With general fund $400k deficit, Rapides police jury treasurer blames DA

RAPIDES PARISH, La. (KALB) - On Monday, in a heated Rapides Parish Police Jury meeting, the police jury planned to take up a vote to slash the district attorney's office budget by half a million dollars.

Rapides Parish Police Jury Treasurer Bruce Kelly. (Source: KALB)

The police jury's treasurer claims that the district attorney's pre-trial intervention program, which essentially re-routes money from the criminal court fund directly to the district attorney's office, is a major factor in the parish's $400,000 deficit in its general fund.

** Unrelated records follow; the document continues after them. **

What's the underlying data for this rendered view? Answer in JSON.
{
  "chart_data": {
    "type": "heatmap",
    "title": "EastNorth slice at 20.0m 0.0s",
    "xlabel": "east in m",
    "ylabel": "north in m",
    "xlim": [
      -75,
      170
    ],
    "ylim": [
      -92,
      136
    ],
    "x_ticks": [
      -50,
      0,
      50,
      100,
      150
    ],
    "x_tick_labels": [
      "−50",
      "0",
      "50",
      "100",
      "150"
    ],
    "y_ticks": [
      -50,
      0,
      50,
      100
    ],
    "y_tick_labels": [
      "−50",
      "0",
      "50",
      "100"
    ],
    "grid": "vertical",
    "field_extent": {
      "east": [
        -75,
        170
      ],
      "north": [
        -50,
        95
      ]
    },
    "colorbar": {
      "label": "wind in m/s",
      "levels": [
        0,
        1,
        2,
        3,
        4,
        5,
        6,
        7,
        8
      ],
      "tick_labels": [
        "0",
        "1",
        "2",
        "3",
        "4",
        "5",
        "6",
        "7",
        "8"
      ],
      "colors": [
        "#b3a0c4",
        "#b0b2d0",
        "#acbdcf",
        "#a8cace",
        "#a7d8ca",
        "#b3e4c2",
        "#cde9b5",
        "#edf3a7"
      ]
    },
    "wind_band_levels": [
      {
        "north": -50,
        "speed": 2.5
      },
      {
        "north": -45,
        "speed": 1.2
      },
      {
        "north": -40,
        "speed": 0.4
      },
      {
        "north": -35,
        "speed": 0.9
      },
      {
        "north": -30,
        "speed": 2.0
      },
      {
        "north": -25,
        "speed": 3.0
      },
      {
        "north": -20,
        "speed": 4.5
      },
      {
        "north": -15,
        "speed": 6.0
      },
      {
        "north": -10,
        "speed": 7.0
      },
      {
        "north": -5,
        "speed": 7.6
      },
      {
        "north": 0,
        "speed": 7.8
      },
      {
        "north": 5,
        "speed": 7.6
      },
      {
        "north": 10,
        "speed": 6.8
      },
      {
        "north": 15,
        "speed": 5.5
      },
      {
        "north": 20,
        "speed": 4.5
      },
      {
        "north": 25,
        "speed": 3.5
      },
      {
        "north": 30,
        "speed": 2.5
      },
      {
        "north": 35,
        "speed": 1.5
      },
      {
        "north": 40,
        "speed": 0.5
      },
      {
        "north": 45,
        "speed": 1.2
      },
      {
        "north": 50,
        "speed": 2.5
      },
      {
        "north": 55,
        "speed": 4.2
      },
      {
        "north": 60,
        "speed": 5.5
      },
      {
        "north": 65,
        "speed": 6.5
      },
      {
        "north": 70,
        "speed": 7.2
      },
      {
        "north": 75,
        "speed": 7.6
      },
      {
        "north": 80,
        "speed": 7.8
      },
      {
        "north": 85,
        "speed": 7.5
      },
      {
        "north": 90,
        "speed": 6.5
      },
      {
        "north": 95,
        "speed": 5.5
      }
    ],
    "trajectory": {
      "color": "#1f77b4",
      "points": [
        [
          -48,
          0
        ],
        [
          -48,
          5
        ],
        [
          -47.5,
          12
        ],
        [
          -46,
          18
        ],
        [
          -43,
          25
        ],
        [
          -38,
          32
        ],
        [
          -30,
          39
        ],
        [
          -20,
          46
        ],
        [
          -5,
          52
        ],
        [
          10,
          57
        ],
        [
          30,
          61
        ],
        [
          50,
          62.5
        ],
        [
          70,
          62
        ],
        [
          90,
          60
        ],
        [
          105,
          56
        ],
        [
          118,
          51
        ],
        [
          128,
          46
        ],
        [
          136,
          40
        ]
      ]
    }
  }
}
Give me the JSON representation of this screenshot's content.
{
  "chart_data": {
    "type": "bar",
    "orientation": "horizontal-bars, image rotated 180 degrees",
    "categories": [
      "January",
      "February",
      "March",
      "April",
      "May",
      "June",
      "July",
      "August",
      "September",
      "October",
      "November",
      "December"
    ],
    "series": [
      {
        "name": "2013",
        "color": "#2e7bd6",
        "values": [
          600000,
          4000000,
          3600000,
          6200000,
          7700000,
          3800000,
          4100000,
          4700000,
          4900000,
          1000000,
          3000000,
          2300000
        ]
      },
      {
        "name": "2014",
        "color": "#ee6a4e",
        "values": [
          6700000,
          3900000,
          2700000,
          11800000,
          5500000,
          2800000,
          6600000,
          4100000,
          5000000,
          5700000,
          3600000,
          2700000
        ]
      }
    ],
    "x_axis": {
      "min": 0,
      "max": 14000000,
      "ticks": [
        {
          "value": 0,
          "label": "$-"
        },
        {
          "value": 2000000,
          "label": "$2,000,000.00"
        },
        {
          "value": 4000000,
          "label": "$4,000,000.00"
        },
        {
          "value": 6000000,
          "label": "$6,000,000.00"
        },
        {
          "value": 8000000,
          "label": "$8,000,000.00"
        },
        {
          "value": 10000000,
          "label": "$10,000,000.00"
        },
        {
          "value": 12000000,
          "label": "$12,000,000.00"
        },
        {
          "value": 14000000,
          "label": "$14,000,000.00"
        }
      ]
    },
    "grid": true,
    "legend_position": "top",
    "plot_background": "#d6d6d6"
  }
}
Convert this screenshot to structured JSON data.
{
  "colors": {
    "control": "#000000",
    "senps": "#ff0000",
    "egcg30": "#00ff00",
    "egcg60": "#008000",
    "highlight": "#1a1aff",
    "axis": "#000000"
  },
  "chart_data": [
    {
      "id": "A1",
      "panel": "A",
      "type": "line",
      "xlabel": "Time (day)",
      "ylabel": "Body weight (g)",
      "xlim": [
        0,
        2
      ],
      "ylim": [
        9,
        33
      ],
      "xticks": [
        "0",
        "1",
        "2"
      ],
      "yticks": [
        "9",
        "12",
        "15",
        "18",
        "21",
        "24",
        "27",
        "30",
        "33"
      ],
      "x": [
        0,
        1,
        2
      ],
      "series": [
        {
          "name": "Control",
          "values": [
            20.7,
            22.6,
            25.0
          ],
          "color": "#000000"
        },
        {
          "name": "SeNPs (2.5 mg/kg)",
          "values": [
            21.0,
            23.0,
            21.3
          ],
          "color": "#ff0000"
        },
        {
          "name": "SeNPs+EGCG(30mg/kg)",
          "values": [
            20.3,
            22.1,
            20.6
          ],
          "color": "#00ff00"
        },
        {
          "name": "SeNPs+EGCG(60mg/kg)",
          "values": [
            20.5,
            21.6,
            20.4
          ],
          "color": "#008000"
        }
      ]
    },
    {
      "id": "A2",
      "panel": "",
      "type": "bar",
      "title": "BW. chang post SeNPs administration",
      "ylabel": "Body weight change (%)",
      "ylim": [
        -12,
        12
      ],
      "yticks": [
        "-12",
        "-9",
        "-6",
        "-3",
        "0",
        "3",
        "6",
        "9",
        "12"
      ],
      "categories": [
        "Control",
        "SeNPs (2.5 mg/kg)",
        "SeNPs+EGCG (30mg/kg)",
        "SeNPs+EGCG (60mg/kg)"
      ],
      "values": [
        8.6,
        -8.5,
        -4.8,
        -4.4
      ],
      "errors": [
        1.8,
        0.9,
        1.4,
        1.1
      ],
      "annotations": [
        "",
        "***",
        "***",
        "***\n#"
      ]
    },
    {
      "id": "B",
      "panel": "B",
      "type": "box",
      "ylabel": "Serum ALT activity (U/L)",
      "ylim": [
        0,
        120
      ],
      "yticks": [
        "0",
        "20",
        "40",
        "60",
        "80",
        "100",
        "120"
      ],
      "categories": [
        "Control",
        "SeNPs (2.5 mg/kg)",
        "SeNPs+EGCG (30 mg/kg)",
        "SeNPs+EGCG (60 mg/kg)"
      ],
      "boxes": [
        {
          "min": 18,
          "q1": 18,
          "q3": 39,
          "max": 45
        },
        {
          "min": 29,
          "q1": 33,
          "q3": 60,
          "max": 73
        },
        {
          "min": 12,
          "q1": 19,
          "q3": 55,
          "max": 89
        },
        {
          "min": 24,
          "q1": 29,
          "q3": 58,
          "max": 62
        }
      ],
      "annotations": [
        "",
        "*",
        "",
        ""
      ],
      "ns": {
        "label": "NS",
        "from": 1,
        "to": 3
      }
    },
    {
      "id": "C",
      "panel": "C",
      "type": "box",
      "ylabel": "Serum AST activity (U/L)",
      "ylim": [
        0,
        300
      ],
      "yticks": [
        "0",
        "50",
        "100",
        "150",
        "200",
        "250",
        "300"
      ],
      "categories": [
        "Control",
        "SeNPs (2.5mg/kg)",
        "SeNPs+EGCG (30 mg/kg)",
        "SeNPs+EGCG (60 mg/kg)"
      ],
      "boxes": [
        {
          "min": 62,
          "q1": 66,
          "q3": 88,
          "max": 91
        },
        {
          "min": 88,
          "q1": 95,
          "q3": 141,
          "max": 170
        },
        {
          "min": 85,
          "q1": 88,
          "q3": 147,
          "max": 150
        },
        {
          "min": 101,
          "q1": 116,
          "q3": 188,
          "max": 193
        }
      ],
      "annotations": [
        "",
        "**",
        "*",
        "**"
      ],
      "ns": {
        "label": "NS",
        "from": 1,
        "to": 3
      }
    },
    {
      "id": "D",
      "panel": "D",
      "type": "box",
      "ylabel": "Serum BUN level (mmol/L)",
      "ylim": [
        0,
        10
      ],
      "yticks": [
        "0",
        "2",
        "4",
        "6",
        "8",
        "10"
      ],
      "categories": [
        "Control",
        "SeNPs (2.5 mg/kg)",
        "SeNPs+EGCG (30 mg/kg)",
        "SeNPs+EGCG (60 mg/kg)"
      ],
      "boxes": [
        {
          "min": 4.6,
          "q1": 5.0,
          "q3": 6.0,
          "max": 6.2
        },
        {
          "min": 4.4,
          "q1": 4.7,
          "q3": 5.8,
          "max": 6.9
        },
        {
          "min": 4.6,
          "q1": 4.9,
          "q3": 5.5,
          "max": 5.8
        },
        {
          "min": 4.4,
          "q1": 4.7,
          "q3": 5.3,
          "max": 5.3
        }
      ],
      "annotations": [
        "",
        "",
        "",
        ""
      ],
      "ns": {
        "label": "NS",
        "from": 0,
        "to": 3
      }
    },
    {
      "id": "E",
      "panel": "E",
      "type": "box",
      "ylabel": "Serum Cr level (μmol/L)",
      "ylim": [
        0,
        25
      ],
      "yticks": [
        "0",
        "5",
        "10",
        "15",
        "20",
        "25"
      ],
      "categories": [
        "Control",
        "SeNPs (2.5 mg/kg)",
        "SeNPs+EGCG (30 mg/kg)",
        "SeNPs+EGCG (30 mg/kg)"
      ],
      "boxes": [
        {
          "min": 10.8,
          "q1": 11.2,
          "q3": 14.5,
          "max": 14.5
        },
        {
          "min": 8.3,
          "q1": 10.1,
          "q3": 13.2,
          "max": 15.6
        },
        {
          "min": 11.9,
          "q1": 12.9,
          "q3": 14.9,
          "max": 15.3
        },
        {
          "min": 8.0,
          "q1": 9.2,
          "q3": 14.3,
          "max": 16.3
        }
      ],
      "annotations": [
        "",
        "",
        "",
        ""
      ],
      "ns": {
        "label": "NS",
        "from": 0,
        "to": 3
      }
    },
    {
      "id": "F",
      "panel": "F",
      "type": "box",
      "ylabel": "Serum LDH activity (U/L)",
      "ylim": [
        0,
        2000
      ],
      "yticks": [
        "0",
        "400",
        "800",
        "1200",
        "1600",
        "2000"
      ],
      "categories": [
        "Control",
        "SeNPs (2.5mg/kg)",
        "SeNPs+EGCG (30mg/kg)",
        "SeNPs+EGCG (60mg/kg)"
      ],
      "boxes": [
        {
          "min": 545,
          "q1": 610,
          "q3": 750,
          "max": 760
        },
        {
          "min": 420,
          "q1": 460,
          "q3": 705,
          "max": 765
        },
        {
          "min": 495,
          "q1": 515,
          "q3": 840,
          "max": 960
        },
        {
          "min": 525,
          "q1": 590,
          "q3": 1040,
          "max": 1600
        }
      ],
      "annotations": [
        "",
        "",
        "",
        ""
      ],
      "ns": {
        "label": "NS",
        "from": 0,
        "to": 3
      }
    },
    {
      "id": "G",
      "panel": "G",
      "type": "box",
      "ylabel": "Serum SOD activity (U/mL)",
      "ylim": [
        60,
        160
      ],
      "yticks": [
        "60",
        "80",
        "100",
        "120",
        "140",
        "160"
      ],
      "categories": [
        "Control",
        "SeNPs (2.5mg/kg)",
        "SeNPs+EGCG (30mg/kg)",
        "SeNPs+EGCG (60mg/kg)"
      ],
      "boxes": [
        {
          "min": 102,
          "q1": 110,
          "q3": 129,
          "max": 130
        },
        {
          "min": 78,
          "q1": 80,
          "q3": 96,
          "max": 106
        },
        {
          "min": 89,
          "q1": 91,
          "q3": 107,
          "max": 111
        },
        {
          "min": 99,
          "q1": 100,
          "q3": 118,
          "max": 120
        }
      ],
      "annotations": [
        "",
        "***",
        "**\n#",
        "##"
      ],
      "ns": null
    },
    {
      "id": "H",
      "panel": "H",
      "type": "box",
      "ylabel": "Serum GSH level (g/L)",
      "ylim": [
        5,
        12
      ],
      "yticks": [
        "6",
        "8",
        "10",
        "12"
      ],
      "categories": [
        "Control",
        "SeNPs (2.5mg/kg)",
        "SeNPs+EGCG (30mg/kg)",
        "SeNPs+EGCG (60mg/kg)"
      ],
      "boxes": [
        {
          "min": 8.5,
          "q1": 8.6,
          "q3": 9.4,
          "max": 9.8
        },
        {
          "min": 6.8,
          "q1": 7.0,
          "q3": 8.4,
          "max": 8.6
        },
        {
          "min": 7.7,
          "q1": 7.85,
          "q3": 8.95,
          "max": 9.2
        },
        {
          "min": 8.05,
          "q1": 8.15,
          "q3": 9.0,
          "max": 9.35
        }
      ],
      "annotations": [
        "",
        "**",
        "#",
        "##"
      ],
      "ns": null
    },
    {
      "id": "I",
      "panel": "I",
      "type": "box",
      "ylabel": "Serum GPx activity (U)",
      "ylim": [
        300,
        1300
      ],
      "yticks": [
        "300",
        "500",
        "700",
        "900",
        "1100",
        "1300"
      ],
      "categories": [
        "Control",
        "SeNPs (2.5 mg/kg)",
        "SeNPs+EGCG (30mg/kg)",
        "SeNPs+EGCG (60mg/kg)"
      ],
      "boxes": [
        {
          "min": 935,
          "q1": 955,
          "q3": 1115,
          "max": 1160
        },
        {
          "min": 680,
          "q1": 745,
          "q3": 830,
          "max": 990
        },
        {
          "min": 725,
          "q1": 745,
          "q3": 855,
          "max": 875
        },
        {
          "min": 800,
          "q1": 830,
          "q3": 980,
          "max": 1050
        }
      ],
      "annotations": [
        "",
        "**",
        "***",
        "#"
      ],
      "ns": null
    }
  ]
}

At first, police jury treasurer Bruce Kelly danced around the issue.

"This has been a steady problem," he told jurors. "This has been a problem that goes back a couple years."

Then, he ripped the Band-Aid off.

"It's not there, said Kelly. "It's the white elephant in the room. They are being diverted to the district attorney."

A general fund deficit, he said, can be blamed on the district attorney's office and it's pre-trial intervention program. It's a program offered by most DA's around the state and is making waves here at home.

"How far in debt? What's the deficit with the general fund budget at this point?" asked police juror, Theodore Fontaine.

"About $400,000," said Kelly.

The criminal court fund pays for programs that help keep the parish running, everything from judge's office operations to feeding and maintaining inmates. But, Kelly says the district attorney is re-routing that money that typically comes from traffic tickets through PTI from the criminal court fund directly to the district attorney's office.

Kelly said the parish budgeted to make $650,000 in court funds, but it's way off the mark.

District Attorney Phillip Terrell wasn't having it at the meeting.

"We had an agreement as to what we were going to do and then the ball was moved on us," he said, hinting at discussions that the district attorney's office would pay $325,000 into the criminal court fund. "We certainly want to work with the police jury to do what we can to make this right. We certainly don't want to fight with the police jury, but gentlemen it is our position that this whole ball of wax is not our fault. There is some other money that has been spent by the jury that, if we have to get into litigation, I'm sure we'll all talk about."

A hint at a lawsuit changed plans for a vote to cut the budget. Police juror Scott Perry suggested to table the vote and continue discussions later.

Not everyone wanted that.

"Here you say again, lets do the same thing," said Fontaine. "It is evident that something has to be done. We as a jury are afraid to do what we need to do."

Ultimately, they voted to hold off...just as a frustrated district attorney's office employee gave them a piece of her own mind.

"You were voted into office! Just remember that!" shouted Debra Saucier.